Elle plaça une main sur son épaule et il frissonna.

— Mais pourquoi croiriez-vous en moi ?

— Si nous étions amants... (Il dut se retenir pour ne pas lui éclater de rire au visage.) Je saurais.

— Et le major Brannigan ? N’est-il pas votre amant ?

Elle lui sourit avec indulgence.

— Vous êtes très observateur. Andrew est un homme faible. Il n’a ni vos qualités ni votre force.

— Mais je parie que vous l’avez poussé à entrer dans votre petit clan.

— Quelle importance maintenant, Harry ?

Elle réduisit encore l’espace qui les séparait et finit par se presser contre lui. Le contact était à la fois repoussant et envoûtant. Le peu de cognac drogué qu’il avait bu commençait-il à faire effet ? Ou étaient-ce les yeux de Kristina ? Ils avaient une intensité singulière et il sentit son esprit envahi par une agréable lassitude. Il s’efforça de se concentrer sur la légende de Parsifal et la folie de Gant. Mais en contemplant le visage de Kristina il était difficile d’imaginer quelque motif autre que la séduction. Il ne serait pas humiliant de succomber à une telle beauté, non... D’ailleurs lui n’avait jamais prononcé de vœux de chasteté... Ses yeux sombres l’attiraient irrésistiblement et il se sentit baisser la tête, approcher ses lèvres de la bouche pulpeuse entrouverte. Il avait l’impression d’être hypnotisé, de céder au désir de la jeune femme...

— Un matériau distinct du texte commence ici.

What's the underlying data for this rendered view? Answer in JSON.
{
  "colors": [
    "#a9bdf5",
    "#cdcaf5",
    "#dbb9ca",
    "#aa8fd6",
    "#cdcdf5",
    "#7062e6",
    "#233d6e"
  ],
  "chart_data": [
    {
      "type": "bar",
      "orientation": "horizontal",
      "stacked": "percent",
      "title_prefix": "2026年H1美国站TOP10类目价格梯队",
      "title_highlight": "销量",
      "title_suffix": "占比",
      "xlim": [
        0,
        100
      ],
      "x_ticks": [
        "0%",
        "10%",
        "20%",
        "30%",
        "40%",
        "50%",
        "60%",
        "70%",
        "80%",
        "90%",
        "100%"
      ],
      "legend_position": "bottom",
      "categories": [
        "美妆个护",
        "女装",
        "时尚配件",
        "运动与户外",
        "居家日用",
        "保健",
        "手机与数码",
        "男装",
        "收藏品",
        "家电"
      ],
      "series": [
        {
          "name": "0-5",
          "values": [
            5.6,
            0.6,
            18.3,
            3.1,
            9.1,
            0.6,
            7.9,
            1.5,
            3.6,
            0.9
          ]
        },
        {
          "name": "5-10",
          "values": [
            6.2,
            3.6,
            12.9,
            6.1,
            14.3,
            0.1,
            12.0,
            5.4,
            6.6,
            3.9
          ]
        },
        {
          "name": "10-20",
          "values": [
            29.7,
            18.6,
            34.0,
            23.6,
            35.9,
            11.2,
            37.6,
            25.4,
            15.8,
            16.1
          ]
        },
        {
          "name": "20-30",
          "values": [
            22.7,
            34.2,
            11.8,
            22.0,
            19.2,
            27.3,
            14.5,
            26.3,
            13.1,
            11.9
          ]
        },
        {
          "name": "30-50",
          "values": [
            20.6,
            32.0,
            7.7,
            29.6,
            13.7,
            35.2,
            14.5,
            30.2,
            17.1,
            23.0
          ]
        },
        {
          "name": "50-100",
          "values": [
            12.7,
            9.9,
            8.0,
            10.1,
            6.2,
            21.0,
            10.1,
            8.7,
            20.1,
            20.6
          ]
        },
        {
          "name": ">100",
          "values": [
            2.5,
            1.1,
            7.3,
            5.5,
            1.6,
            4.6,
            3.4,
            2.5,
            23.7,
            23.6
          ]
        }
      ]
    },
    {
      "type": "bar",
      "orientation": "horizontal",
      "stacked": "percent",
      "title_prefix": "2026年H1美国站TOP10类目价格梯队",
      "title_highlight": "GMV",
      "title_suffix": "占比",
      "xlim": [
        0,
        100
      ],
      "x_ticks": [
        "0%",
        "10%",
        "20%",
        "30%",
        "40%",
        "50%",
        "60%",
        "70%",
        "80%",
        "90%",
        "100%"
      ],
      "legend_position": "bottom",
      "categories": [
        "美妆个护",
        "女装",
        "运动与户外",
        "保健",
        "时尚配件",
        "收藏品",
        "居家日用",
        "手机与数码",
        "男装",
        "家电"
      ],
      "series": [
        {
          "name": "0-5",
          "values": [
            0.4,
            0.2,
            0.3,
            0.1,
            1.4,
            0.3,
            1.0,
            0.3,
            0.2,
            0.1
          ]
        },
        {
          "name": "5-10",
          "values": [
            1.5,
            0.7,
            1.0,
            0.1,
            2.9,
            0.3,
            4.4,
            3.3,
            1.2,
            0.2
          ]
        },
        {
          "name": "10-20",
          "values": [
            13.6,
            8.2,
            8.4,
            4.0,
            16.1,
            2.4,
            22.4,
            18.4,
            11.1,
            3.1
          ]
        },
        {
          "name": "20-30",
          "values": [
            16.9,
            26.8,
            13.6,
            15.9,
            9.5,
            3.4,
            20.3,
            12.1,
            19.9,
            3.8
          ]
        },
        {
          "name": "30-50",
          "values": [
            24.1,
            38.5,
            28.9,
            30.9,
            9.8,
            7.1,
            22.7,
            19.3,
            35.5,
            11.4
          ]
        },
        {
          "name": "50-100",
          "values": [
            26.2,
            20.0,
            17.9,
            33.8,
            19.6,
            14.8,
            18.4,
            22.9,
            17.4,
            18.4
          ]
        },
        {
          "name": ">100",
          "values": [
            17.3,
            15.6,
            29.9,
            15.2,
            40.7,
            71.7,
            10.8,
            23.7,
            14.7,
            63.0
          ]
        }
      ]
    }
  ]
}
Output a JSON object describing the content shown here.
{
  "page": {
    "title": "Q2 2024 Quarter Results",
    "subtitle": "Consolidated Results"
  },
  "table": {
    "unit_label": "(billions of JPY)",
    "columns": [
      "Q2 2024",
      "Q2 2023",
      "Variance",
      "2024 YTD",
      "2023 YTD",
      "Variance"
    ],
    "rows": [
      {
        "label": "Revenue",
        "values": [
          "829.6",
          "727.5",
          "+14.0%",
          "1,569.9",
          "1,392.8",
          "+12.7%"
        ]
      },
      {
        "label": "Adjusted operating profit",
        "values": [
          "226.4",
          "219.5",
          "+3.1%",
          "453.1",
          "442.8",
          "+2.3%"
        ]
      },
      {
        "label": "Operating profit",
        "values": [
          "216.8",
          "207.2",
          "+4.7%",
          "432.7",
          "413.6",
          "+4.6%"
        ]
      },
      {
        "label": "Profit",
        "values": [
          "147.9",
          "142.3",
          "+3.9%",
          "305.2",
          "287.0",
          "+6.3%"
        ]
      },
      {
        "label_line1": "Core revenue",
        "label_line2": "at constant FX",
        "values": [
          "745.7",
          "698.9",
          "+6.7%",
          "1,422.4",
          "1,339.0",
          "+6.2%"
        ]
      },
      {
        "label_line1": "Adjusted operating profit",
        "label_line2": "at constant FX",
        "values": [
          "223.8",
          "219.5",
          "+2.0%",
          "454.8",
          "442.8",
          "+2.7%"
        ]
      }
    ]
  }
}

En une fraction de seconde il eut l’exacte révélation de ce qui se passait : elle sapait sa volonté, se nourrissait de ses forces. Son pouvoir ne résidait pas dans son corps mais dans son esprit. Par le magnétisme de son regard, elle se gorgeait de son énergie, le plongeait dans un maelstrom mental où il se noyait lentement, avec délice. Elle prit sa main et la plaqua sur son sein. Il sentit la boule dure du mamelon sous sa paume. Elle pressait ses cuisses contre lui et son corps répondit sans plus de retenue. Le désir physique lui faisait oublier la légende et sa situation actuelle. Leurs lèvres se touchaient presque et seul un reste de méfiance l’empêchait encore de céder. Mais c’est sa réaction physique à elle qui le sauva. Il sentit une protubérance répondre à la sienne au niveau du sexe.

Avec un cri de rage il la repoussa et lui assena un coup de poing en plein visage. Elle recula de deux pas et s’écroula sans grâce. Il comprit soudain la raison de la tentative de séduction qu’ils avaient confiée à la créature. Ils voulaient l’avilir pour briser sa « pureté ».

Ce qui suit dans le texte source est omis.